President Obama will present his jobs plan before a joint session of Congress on Thursday.
In a piece headlined “Black and Bleak,” Robert Kuttner wrote:
In the Labor Department's August jobs report, released Friday, overall unemployment was unchanged at a dismal 9.1 percent and the economy created no net new jobs -- but black unemployment soared to catastrophic 16.7 percent. For black men the rate jumped a whole percentage point to 18 percent, and for black youth the rate rose from 39.2 percent to 45.5 percent. Blacks now comprise 12 percent of the labor market, but 22 percent of the unemployed.[…]
President Obama has famously avoided emphasizing race.
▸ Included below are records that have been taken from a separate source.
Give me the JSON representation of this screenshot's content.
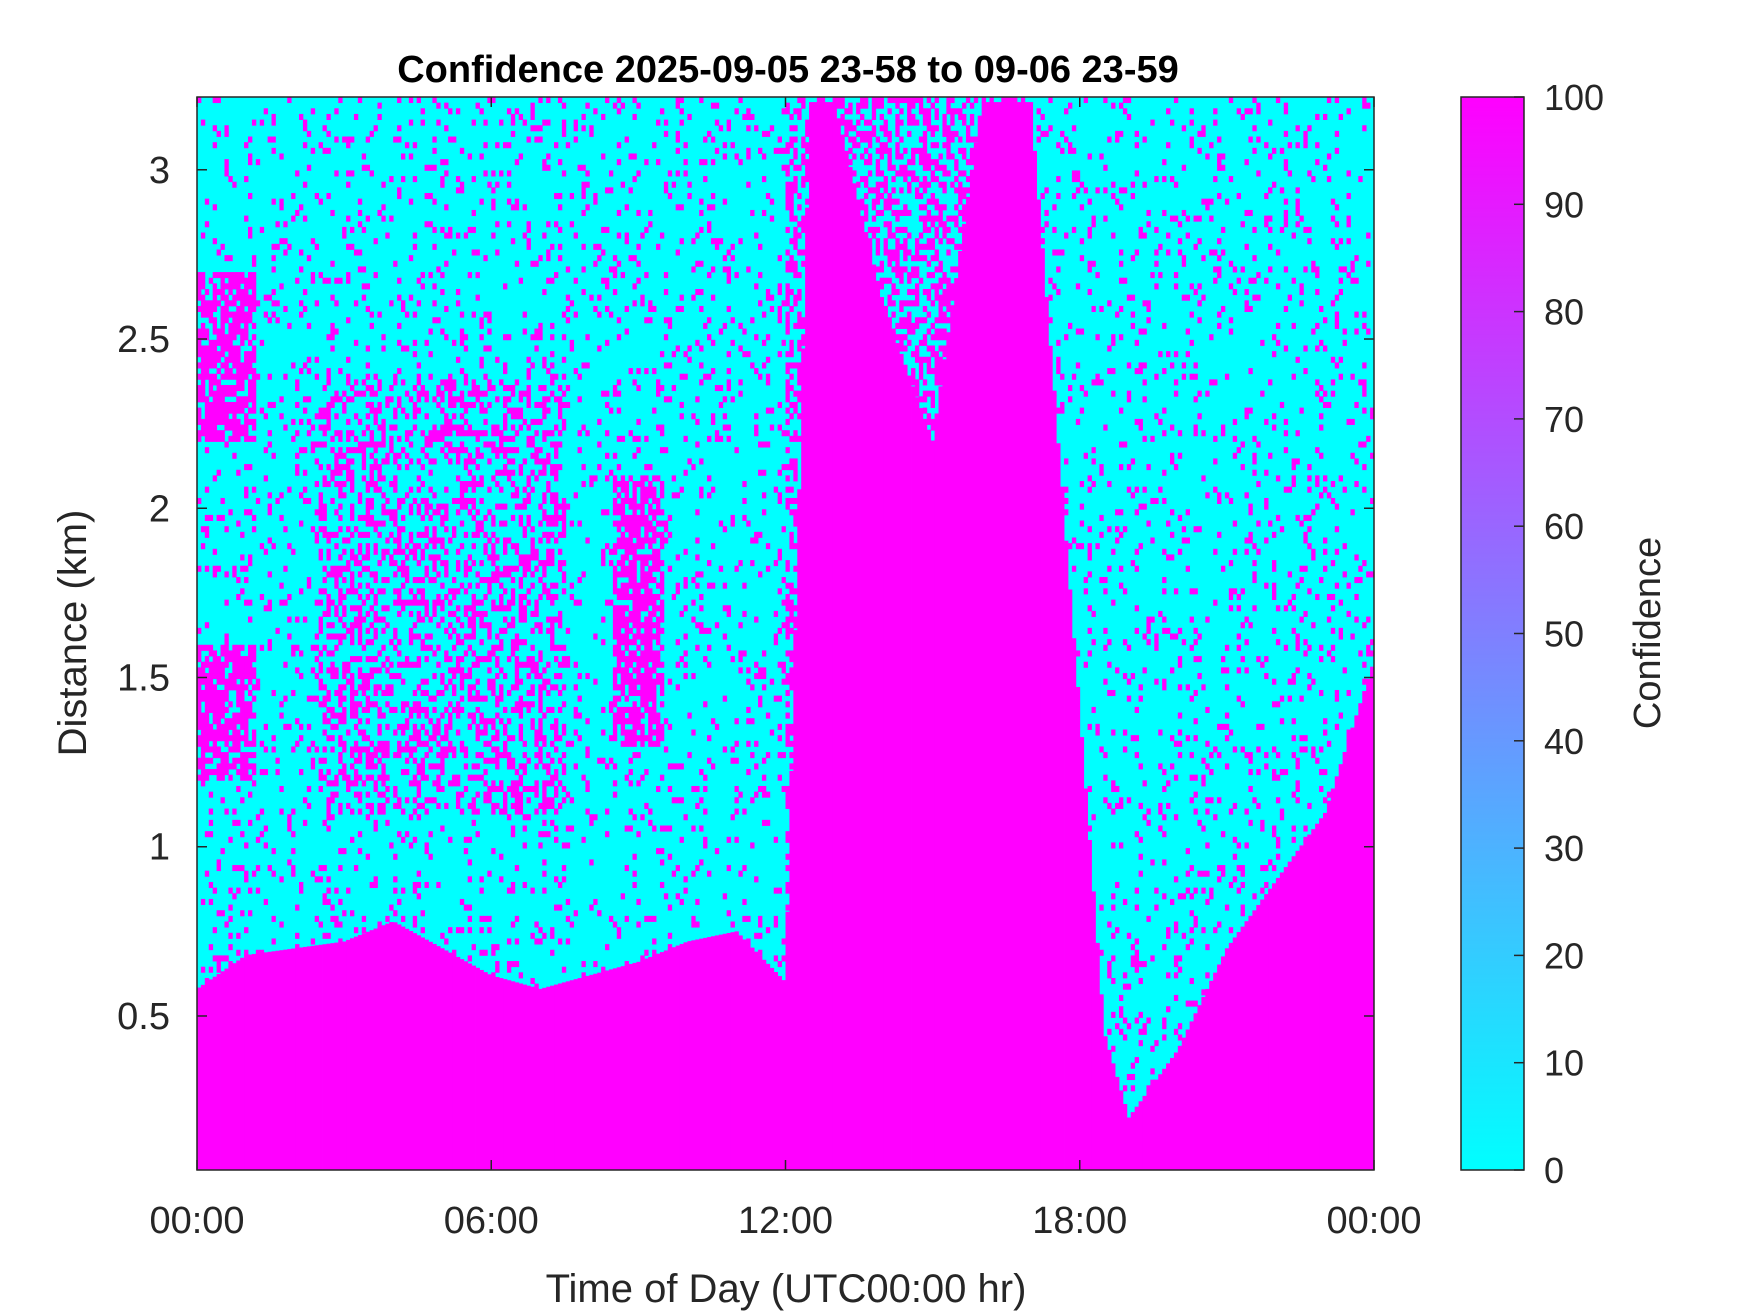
{
  "chart_data": {
    "type": "heatmap",
    "title": "Confidence 2025-09-05 23-58 to 09-06 23-59",
    "xlabel": "Time of Day (UTC00:00 hr)",
    "ylabel": "Distance (km)",
    "x_ticks": [
      "00:00",
      "06:00",
      "12:00",
      "18:00",
      "00:00"
    ],
    "x_tick_hours": [
      0,
      6,
      12,
      18,
      24
    ],
    "xlim_hours": [
      0,
      24
    ],
    "y_ticks": [
      "0.5",
      "1",
      "1.5",
      "2",
      "2.5",
      "3"
    ],
    "y_tick_values": [
      0.5,
      1,
      1.5,
      2,
      2.5,
      3
    ],
    "ylim_km": [
      0.045,
      3.215
    ],
    "colorbar": {
      "label": "Confidence",
      "ticks": [
        "0",
        "10",
        "20",
        "30",
        "40",
        "50",
        "60",
        "70",
        "80",
        "90",
        "100"
      ],
      "tick_values": [
        0,
        10,
        20,
        30,
        40,
        50,
        60,
        70,
        80,
        90,
        100
      ],
      "range": [
        0,
        100
      ],
      "color_low": "#00ffff",
      "color_high": "#ff00ff",
      "colormap": "cool"
    },
    "values_present": [
      0,
      100
    ],
    "high_confidence_boundary_km": {
      "description_hours": [
        0,
        1,
        2,
        3,
        4,
        5,
        6,
        7,
        8,
        9,
        10,
        11,
        12,
        12.5,
        13,
        14,
        15,
        16,
        17,
        18,
        18.5,
        19,
        20,
        21,
        22,
        23,
        24
      ],
      "boundary": [
        0.58,
        0.68,
        0.7,
        0.72,
        0.78,
        0.7,
        0.62,
        0.58,
        0.62,
        0.66,
        0.72,
        0.75,
        0.6,
        3.2,
        3.2,
        2.6,
        2.2,
        3.2,
        3.2,
        1.4,
        0.45,
        0.2,
        0.4,
        0.7,
        0.9,
        1.1,
        1.55
      ]
    }
  }
}
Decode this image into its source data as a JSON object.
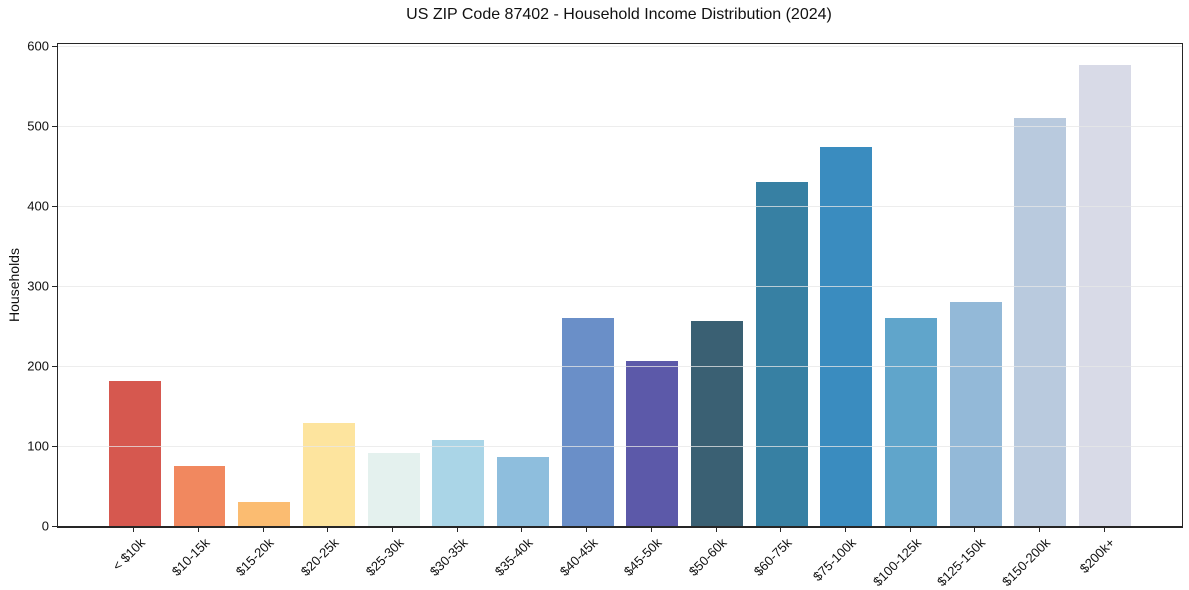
{
  "chart_data": {
    "type": "bar",
    "title": "US ZIP Code 87402 - Household Income Distribution (2024)",
    "xlabel": "",
    "ylabel": "Households",
    "categories": [
      "< $10k",
      "$10-15k",
      "$15-20k",
      "$20-25k",
      "$25-30k",
      "$30-35k",
      "$35-40k",
      "$40-45k",
      "$45-50k",
      "$50-60k",
      "$60-75k",
      "$75-100k",
      "$100-125k",
      "$125-150k",
      "$150-200k",
      "$200k+"
    ],
    "values": [
      182,
      76,
      31,
      130,
      92,
      109,
      87,
      261,
      208,
      258,
      431,
      475,
      262,
      281,
      512,
      578
    ],
    "bar_colors": [
      "#d6584f",
      "#f1885f",
      "#fbbc71",
      "#fde49e",
      "#e4f1ee",
      "#aad5e7",
      "#8ebedd",
      "#6a8fc8",
      "#5c59a9",
      "#3a6073",
      "#3780a3",
      "#3a8cbf",
      "#60a5cb",
      "#93b9d8",
      "#b9cade",
      "#d8dae7"
    ],
    "ylim": [
      0,
      604
    ],
    "yticks": [
      0,
      100,
      200,
      300,
      400,
      500,
      600
    ],
    "bar_width_fraction": 0.8,
    "grid": "horizontal",
    "grid_color": "#e7e7e7",
    "axis_color": "#262626",
    "background_color": "#ffffff",
    "legend": "none"
  }
}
One can fairly debate how much of the higher black joblessness today is the result of persistent racial discrimination, and how much reflects gaps in education and the fact that blacks tend to be concentrated in vulnerable sectors of the economy.
But either way, it is calamitous for the black community and what matters is that Obama has let all this fester.
Atlanta Mayor Kasim Reed told MSNBC's Chuck Todd:
We do need to acknowledge that it is more difficult for this president because of the historical nature of his presidency to have the kind of conversation that many in our community would like to have focused solely on African-American people.But I hope that that’s a political trap the president won’t walk into.
If the president were to start speaking directly to African-Americans about what he’s doing for them, what he has done for them, as the first African-American president, that during a general election campaign, that could have very adverse results. And I believe that black people understand that.
In 1955, jazz icon Louis Armstrong recorded “Black and Blue” whose lyrics capture the dilemma facing black Americans:
My only sin is in my skin.
What did I do to be so black and blue?
What did black folks do? In 2008, they turned out in record numbers and gave 96 percent of their vote to Candidate Barack Obama. But President Obama cannot target policies to assist them because as we are told ad nauseum, he is “not the president of black America.”